春・秋(生育期)水苔が完全に乾いたら。環境にもよるが週1〜2回が目安
乾きが早いので頻度アップ。日中の高温時を避け、夕方〜夜に。風通しを確保して蒸れ防止
ぐっと絞る。10日〜2週間に1回程度、暖かい日の午前中に常温の水で。詳しくは冬越しガイド

※頻度はあくまで目安。「カレンダーで決める」のではなく「乾いたか確かめてからやる」が正解です。

乾き具合の見分け方

  • 板を持ち上げる — 一番確実。水を含んだ直後との重さの差を覚えておくと、軽くなったのがすぐ分かる
  • 水苔の色 — 濡れていると濃い茶色、乾くと白っぽいベージュに
  • 水苔を指で触る — 表面だけでなく少し奥まで。表面が乾いていても中は湿っていることが多い
水切れした胞子葉のしわ
水切れのサイン:胞子葉に細かいしわが寄り、力なく垂れる

水が切れると胞子葉に細かいしわが寄って垂れます。このサインが出たらすぐドブ漬けすればたいてい回復します。逆に貯水葉の付け根が黒ずんでくるのは水のやりすぎ(蒸れ・根腐れ)のサインです。

⚠️ 失敗しやすいポイント

  • 毎日ちょろちょろあげる — 常に湿った状態が続くと根腐れします。乾く→たっぷり、のメリハリを
  • 成長点に水を溜める — 株の中心に水が溜まったまま夜の低温に当たると傷みます。冬は特に注意
  • 星状毛をこすり落とす — 葉の白い毛(星状毛)は乾燥・強光から株を守るもの。

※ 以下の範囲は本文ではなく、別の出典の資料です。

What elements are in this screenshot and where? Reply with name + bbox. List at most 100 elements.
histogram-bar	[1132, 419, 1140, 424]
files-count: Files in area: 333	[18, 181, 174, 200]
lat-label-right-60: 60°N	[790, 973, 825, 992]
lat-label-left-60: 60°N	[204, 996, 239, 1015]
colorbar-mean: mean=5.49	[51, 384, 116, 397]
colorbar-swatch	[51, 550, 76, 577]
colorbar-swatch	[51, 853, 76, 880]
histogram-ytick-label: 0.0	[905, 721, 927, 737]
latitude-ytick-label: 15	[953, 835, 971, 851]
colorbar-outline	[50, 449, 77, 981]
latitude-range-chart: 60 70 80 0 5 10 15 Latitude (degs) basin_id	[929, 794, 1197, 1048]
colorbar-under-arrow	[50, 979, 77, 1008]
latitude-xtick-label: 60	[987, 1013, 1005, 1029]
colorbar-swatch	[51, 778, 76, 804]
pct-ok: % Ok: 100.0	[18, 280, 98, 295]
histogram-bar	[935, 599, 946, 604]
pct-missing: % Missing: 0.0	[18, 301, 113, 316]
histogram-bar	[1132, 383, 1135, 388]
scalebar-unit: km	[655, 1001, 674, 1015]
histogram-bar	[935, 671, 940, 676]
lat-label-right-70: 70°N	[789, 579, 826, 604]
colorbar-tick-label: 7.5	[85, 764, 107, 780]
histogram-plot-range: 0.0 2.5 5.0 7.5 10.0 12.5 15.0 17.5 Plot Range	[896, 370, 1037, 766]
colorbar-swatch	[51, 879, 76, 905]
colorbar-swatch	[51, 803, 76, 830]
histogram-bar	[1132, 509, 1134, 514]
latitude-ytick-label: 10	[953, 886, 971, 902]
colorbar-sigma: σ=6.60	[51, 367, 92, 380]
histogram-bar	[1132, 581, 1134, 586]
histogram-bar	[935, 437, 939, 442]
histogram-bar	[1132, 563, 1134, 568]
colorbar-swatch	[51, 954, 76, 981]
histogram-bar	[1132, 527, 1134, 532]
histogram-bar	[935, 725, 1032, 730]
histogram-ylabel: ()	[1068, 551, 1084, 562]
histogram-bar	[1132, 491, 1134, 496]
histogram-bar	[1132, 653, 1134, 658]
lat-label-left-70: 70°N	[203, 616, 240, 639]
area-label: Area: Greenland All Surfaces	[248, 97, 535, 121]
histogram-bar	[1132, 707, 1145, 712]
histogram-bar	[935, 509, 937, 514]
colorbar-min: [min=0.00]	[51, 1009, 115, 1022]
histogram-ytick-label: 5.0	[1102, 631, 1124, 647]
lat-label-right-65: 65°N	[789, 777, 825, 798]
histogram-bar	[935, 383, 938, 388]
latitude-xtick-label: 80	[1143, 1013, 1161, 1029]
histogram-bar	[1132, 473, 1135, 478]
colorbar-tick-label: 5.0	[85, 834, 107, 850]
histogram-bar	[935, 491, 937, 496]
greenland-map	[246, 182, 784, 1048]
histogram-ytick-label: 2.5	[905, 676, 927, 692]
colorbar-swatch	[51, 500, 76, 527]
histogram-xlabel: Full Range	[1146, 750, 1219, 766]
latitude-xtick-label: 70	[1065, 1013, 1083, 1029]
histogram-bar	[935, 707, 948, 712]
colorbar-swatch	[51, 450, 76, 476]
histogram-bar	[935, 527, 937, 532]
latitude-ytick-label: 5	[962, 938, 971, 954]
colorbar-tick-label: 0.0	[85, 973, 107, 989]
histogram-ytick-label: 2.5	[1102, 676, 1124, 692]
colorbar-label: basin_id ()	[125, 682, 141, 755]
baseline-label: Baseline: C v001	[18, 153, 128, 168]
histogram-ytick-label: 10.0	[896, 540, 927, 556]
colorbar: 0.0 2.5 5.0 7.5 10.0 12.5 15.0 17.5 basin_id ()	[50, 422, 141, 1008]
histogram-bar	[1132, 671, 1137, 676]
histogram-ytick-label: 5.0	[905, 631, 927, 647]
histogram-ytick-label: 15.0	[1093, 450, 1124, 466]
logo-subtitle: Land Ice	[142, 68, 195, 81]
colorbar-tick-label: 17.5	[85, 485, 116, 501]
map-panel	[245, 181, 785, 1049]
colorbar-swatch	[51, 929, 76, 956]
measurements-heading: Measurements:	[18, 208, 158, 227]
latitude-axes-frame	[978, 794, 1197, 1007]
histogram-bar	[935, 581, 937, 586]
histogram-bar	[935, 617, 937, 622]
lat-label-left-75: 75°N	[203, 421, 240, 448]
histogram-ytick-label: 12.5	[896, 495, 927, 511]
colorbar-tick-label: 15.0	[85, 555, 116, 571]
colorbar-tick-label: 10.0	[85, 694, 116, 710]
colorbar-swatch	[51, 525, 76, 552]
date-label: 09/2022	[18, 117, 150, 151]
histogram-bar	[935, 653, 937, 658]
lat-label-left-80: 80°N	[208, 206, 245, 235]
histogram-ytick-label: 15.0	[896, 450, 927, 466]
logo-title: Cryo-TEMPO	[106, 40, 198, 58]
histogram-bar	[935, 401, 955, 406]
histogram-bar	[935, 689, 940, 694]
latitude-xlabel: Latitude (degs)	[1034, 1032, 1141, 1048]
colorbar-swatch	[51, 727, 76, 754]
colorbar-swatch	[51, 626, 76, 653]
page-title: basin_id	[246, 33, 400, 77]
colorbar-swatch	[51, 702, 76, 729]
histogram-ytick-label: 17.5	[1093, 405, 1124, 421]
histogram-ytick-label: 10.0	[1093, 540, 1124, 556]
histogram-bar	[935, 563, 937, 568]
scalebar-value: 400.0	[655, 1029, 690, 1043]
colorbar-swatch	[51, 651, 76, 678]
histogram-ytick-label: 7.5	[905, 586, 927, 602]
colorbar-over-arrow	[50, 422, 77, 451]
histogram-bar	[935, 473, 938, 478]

強い水流やスポンジでこすらない
  • 受け皿に水を溜めっぱなし — 鉢植え管理の場合。溜め水は蒸れと根腐れのもと
  • 真夏の昼に水やり — 水苔内が高温になり根を傷めます。夏は夕方に

留守がちなら「自動給水」という手も

出張や旅行で数日空けるときは、ドブ漬けしてから出かければ1週間程度は持ちます。それ以上になる場合は、点滴式の自動給水(ペットボトル給水器など)を併用すると安心です。